[<prev] [next>] [<thread-prev] [thread-next>] [day] [month] [year] [list]
Message-ID: <20241011021403.4089793-3-howardchu95@gmail.com>
Date: Thu, 10 Oct 2024 19:14:02 -0700
From: Howard Chu <howardchu95@...il.com>
To: peterz@...radead.org
Cc: mingo@...hat.com,
acme@...nel.org,
namhyung@...nel.org,
mark.rutland@....com,
alexander.shishkin@...ux.intel.com,
jolsa@...nel.org,
irogers@...gle.com,
adrian.hunter@...el.com,
kan.liang@...ux.intel.com,
linux-perf-users@...r.kernel.org,
linux-kernel@...r.kernel.org,
james.clark@...aro.org,
alan.maguire@...cle.com,
Howard Chu <howardchu95@...il.com>
Subject: [PATCH v2 2/2] perf trace: Rewrite BPF code to pass the verifier
Rewrite the code to add more memory bound checking in order to pass the
BPF verifier, no logic is changed.
This rewrite is centered around two main ideas:
- Always use a variable instead of an expression in if block's condition,
so BPF verifier keeps track of the correct register.
- Delay the check as late as possible, just before the BPF function
call.
Things that can be done better still:
- Instead of allowing a theoretical maximum of a 6-argument augmentation
payload, reduce the payload to a smaller fixed size.
Signed-off-by: Howard Chu <howardchu95@...il.com>
---
.../bpf_skel/augmented_raw_syscalls.bpf.c | 122 ++++++++++--------
1 file changed, 67 insertions(+), 55 deletions(-)
diff --git a/tools/perf/util/bpf_skel/augmented_raw_syscalls.bpf.c b/tools/perf/util/bpf_skel/augmented_raw_syscalls.bpf.c
index b2f17cca014b..9ae459faac4b 100644
--- a/tools/perf/util/bpf_skel/augmented_raw_syscalls.bpf.c
+++ b/tools/perf/util/bpf_skel/augmented_raw_syscalls.bpf.c
@@ -157,9 +157,9 @@ static inline int augmented__output(void *ctx, struct augmented_args_payload *ar
return bpf_perf_event_output(ctx, &__augmented_syscalls__, BPF_F_CURRENT_CPU, args, len);
}
-static inline int augmented__beauty_output(void *ctx, void *data, int len)

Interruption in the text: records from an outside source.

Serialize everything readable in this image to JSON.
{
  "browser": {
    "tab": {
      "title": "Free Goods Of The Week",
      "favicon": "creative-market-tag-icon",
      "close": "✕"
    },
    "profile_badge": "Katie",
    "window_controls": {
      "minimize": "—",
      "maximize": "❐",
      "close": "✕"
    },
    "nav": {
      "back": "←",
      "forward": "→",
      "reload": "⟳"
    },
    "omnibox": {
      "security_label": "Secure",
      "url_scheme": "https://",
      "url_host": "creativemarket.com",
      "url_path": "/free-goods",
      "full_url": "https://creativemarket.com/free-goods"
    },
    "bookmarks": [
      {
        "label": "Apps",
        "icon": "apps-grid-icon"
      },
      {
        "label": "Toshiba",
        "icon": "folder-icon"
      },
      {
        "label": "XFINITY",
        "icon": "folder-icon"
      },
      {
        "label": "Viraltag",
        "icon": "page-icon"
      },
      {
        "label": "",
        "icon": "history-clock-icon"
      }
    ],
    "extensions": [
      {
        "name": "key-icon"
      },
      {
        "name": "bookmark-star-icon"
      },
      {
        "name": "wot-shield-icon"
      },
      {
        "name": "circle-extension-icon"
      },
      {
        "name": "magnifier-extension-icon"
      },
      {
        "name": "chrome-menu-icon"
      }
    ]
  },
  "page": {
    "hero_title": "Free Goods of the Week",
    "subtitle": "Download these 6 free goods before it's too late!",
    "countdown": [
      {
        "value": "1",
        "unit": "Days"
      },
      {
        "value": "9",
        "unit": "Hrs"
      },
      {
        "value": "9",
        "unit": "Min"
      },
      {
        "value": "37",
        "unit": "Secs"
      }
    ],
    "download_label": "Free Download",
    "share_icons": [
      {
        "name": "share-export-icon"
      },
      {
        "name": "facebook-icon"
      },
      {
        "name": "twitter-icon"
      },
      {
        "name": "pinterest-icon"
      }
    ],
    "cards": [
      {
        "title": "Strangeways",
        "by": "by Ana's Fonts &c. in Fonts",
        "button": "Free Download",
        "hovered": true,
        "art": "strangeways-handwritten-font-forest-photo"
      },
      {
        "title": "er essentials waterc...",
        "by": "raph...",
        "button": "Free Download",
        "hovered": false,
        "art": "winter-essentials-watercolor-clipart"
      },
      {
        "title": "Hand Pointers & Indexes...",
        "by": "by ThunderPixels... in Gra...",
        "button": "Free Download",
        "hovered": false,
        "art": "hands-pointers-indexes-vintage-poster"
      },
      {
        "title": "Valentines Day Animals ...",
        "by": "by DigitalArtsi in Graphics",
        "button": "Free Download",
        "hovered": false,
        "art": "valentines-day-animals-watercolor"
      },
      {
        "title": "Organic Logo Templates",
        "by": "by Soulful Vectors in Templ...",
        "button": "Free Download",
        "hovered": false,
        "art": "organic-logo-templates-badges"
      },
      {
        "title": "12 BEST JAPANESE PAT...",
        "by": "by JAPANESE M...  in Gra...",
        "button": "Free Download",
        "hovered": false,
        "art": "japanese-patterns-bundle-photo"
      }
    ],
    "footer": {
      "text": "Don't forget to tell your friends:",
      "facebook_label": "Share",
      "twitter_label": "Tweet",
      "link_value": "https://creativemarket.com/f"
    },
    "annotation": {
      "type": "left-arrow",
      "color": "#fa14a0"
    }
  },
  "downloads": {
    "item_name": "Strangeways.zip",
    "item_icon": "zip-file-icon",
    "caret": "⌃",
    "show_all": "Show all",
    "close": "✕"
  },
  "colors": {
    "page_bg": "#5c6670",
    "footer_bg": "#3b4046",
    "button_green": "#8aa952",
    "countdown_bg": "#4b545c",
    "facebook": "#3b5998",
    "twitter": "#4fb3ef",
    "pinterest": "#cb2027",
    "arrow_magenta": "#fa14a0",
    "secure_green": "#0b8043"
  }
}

+static inline int augmented__beauty_output(void *ctx, struct beauty_payload_enter *args, int len)
{
- return bpf_perf_event_output(ctx, &__augmented_syscalls__, BPF_F_CURRENT_CPU, data, len);
+ return bpf_perf_event_output(ctx, &__augmented_syscalls__, BPF_F_CURRENT_CPU, args, len);
}
static inline
@@ -277,25 +277,31 @@ int sys_enter_rename(struct syscall_enter_args *args)
struct augmented_args_payload *augmented_args = augmented_args_payload();
const void *oldpath_arg = (const void *)args->args[0],
*newpath_arg = (const void *)args->args[1];
- unsigned int len = sizeof(augmented_args->args), oldpath_len, newpath_len;
+ unsigned int len = sizeof(augmented_args->args), oldpath_len, newpath_len, aligned_size;
if (augmented_args == NULL)
- return 1; /* Failure: don't filter */
+ goto failure;
len += 2 * sizeof(u64); // The overhead of size and err, just before the payload...
oldpath_len = augmented_arg__read_str(&augmented_args->arg, oldpath_arg, sizeof(augmented_args->arg.value));
- augmented_args->arg.size = PERF_ALIGN(oldpath_len + 1, sizeof(u64));
- len += augmented_args->arg.size;
+ aligned_size = PERF_ALIGN(oldpath_len + 1, sizeof(u64));
+ augmented_args->arg.size = aligned_size;
+ len += aligned_size;
+
+ /* Every read from userspace is limited to value size */
+ if (aligned_size > sizeof(augmented_args->arg.value))
+ goto failure;
- struct augmented_arg *arg2 = (void *)&augmented_args->arg.value + augmented_args->arg.size;
+ struct augmented_arg *arg2 = (void *)&augmented_args->arg.value + aligned_size;
newpath_len = augmented_arg__read_str(arg2, newpath_arg, sizeof(augmented_args->arg.value));
arg2->size = newpath_len;
-
len += newpath_len;
return augmented__output(args, augmented_args, len);
+failure:
+ return 1; /* Failure: don't filter */
}
SEC("tp/syscalls/sys_enter_renameat2")
@@ -304,25 +310,31 @@ int sys_enter_renameat2(struct syscall_enter_args *args)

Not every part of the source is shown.